Executives Hope Couric Move To CBS Will Improve Image Of Horrific World Events
Network executives at CBS expressed say they hope that Katie Couric's move from the NBC Today Show to CBS Evening News as the first woman news anchor in the universe will give the public a more positive image of reports of genocide and mosque bombings.
Suffering from Dan Rather's overly serious face during reports of murder, mayhem and destruction, Americans have been eager to turn to a more forgiving, optimistic and feminine face to reveal the daily body count. CBS is banking heavily on Couric.
"We were thinking about getting Jessica Simpson, or Christina Applegate to replace the chiseled, hoary Dan Rather," said CBS President Robert C. Wright, "because it's important that Americans feel good about themselves when they are told that Washington has just been the victim of the first nuclear attack on American soil, which is bound to happen."
Wright stated that CBS was most concerned about renewing the viewers' faith in honest reporting, "and what better way to re-establish trust than that 'So The World's Burning, Let's Jump In The Sack One Last Time' look?"
"Wait, female news anchor?" said a confused Will Ferrell. "Didn't this already happen?"
The world will be watching as Couric takes over for Dan Rather, whose bland commentary and drone elucidation of the daily news comforted generations during their TV dinners. The true test will be Couric's effectiveness in soothing a bruised nation when the next terrorist attack strikes, something that Rather performed so adroitly when terrorists flew airplanes into the Twin Towers on 9/11/01.
"I remember watching Dan Rather that afternoon [of September 11, 2001], and thinking, 'Thank God it's him giving me my news, and not some bimbo who will start bawling at the first sight of someone falling 60 stories to their death," said nightly CBS watcher Kelly Walters, work-at-home mother of two. "That voice of reassurance was the avuncular Rather, but now the torch has been passed to Ms. Couric, who had better work on turning that smile of hers upside-down...but not too much."
"I will most likely have a heart attack when I see that woman and her short sleeves," added 86 year-old Samson Varney, a typical CBS viewer.
Others have offered a different point of view. Neighbor and friend of Walters, Jackie Summers, hopes that Couric is the breath of fresh air that the evening news needs.

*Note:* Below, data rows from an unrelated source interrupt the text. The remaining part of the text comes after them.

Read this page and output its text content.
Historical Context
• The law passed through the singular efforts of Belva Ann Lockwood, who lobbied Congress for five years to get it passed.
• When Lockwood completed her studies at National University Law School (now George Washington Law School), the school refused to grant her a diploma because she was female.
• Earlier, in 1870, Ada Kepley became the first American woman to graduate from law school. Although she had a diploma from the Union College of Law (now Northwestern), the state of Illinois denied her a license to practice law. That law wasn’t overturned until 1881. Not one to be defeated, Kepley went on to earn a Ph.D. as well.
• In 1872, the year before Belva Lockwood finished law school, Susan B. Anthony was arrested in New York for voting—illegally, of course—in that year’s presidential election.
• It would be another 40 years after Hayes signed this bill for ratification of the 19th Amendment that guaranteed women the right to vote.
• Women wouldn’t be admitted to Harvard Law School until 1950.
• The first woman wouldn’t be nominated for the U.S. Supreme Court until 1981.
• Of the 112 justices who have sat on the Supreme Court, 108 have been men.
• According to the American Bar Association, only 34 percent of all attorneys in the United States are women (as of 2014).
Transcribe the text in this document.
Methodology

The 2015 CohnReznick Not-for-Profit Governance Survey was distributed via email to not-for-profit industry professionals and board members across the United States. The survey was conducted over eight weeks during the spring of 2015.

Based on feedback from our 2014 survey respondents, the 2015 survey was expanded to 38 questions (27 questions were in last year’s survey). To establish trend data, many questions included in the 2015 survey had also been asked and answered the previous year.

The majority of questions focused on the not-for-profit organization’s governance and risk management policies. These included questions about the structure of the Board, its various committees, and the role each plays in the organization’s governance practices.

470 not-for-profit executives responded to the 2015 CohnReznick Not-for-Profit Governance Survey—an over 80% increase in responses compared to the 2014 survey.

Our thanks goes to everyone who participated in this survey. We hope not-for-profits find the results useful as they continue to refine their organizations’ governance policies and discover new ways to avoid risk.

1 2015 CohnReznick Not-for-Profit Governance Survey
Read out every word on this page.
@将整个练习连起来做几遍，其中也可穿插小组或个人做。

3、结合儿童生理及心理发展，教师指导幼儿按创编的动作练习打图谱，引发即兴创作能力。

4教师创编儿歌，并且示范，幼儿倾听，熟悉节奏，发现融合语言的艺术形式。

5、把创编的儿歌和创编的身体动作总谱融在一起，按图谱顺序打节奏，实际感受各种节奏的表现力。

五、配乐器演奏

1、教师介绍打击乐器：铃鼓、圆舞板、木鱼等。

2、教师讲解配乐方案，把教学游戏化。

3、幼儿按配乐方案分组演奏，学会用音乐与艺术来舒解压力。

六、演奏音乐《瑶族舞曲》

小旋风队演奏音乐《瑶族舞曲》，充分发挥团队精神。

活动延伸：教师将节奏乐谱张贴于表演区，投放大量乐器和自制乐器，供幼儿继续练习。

"Katie Couric might be good at making me feel satisfied about being a stay-at-home Mom [on the 'Today' show]," said Summers, "but as for giving me that same sunny feeling when American soldiers and Iraqi civilians are detonated in the latest bombing, I'm reticent."
"But I'm really pulling for her," Summers added. "Girl power, yay!"
Liberals are pulling in their own fashion, hoping that they will find in Couric a kindred spirit to Walter Cronkite and Dan Rather, who will assure them that every war that America fights is unwinnable. Conservatives have already lashed out against Couric's happy-go-lucky persona, claiming that the news must be delivered with the utmost gravity so that the alleged liberal bias will be taken seriously when conservatives gather for dinner or bowling to complain about the media.
"What if it were Couricgate and not Rathergate?" rhetorically asked Dale Marshal of Dover, PA, in reference to the falsified reports that Dan Rather read over the evening news during the 2004 Presidential campaign stating that Bush was documented as having gone AWOL during national guard service. "Everyone would have put it up to just another dumb blond making another dumb blond mistake, but with Rather's intense seriousness and believability, my buddies and I had a field day at the VFW about America's liberal bias in the media. How can we do that when it's a woman giving us the news, who we know is going to say stupid things? This ruins the credibility of our arguments that the media lacks credibility."
Executives are hoping that Couric will entice a younger generation into paying attention to the evening news, and not the independent blogs and small-time news outlets that offer alternative journalistic viewpoints on the Internet.
"This new wave of quality journalism from limitless sources throughout the World Wide Web has eroded the blind faith that the common American has in their nightly news," said an NBC spokesperson. "Whether or not Ms. Couric has the 'gravitas' that everyone's talking about has yet to be seen, but one thing she does have are ta-tas – or should I say TWO things that she has – and if that's not credibility, then I don't know what is."
Couric was unavailable for comment, but her agent assured reporters that she would report the daily news with restive integrity, and that she has promised not to cry when it's time for the infant mortality rate of the Sudan to be read.